Murphy Brasileira

Autor(a): Otavio Ramos


Volume 1 – Arco 2

Capítulo 16: Um Novo Amanhecer

Andrew permaneceu imóvel e quieto por uns instantes.

— Caralho. Então essa é a Ella Murphy que todos estão comentando? — Andrew riu. — Eu tinha um pote de ouro em mãos e nem sabia.

Ella ergueu sua cabeça e viu claramente. Ali estava seu irmão, um pouco mais maduro do que quando a deixou, mas ainda era seu irmão.

— Ethan... — falou Ella, com uma voz trêmula prestes a chorar.

Andrew se colocou diante de Ella.

— Ethan, não é? Eu deixo ela ir com você, mas eu juro por tudo que é mais precioso nesse mundo: se fizer isso, vou fazer você pagar da pior forma possível — ameaçou Andrew, com um tom de voz que faria qualquer um temer. — Você não será somente um oponente no meu caminho; você será a minha presa e eu serei seu caçador.

Ele reconhecia que naquele momento estava em desvantagem. Eram dois Murphy contra ele, as chances de ser derrotado eram consideráveis.

No entanto, o seu controle psicológico sobre os demais era um de seus pontos fortes.

— E eu juro pelo meu nome, que se tocar um dedo na minha irmã novamente, eu vou te caçar até no inferno. — Apesar do medo, Ethan não baixou a cabeça e respondeu à altura.

Andrew ficou parado por um instante, apenas encarando a Ethan.

Sua máscara de caveira dourada lhe conferia um aspecto soberano. Um silêncio perturbador prevaleceu.

Novamente, Andrew riu, uma risada maléfica ecoou no ar.

— Nos veremos novamente em breve, Ethan. — Andrew se despediu com um gesto e teletransportou para longe.

No mesmo instante, Ella correu em disparada até seu irmão e o abraçou com força. Um abraço forte como o de um urso.

— Ethan... — começou a chorar. — E-eu senti tanta sua falta, n-nem acredito que eu te encontrei.

— Eu também, Ella. Que bom que consegui chegar a tempo. — Ethan acariciava a cabeça de Ella enquanto a abraçava — Você mal chegou aqui e seu nome já está na boca de todo mundo, hahaha. Você não consegue fazer nada sem aprontar, né? Continua a mesma de sempre.

Ella riu amigavelmente.

— Eu passei por muita coisa até chegar aqui, mas é tão bom estar nos seus braços novamente.

— Digo o mesmo, maninha.

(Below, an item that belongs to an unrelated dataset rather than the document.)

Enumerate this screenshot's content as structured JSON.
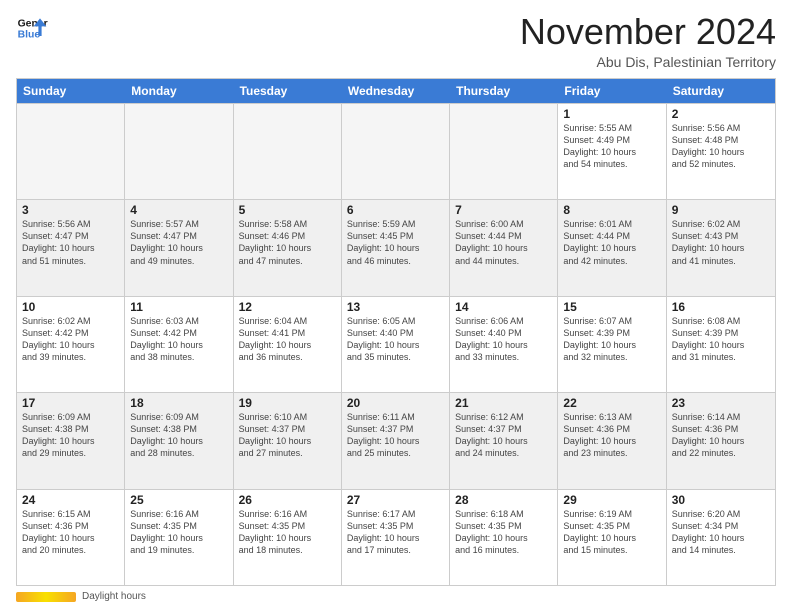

Mas aí, me conta as novidades.

Ella contou para ele tudo que aconteceu nesses anos em que ele esteve fora da comunidade e todas as dificuldades que enfrentou até chegar ali.

— Caraca, sinto muito pelos seus dedos — disse Ethan, depois de ouvir a história do coliseu.

— Relaxa, são só dedos, quem sabe eles não crescem novamente — brincou Ella.

Os dois estavam sentados no topo de um prédio, observando a paisagem ruinosa de Rubra.

— Ethan, como você ficou sabendo de mim?

— Ah, tinha um espectador no torneio que viu você e perguntou se eu conhecia uma tal de Ella Murphy.

— Mas como ele chegou tão rápido na UCC? Quer dizer, a única passagem que tem é pelo coliseu.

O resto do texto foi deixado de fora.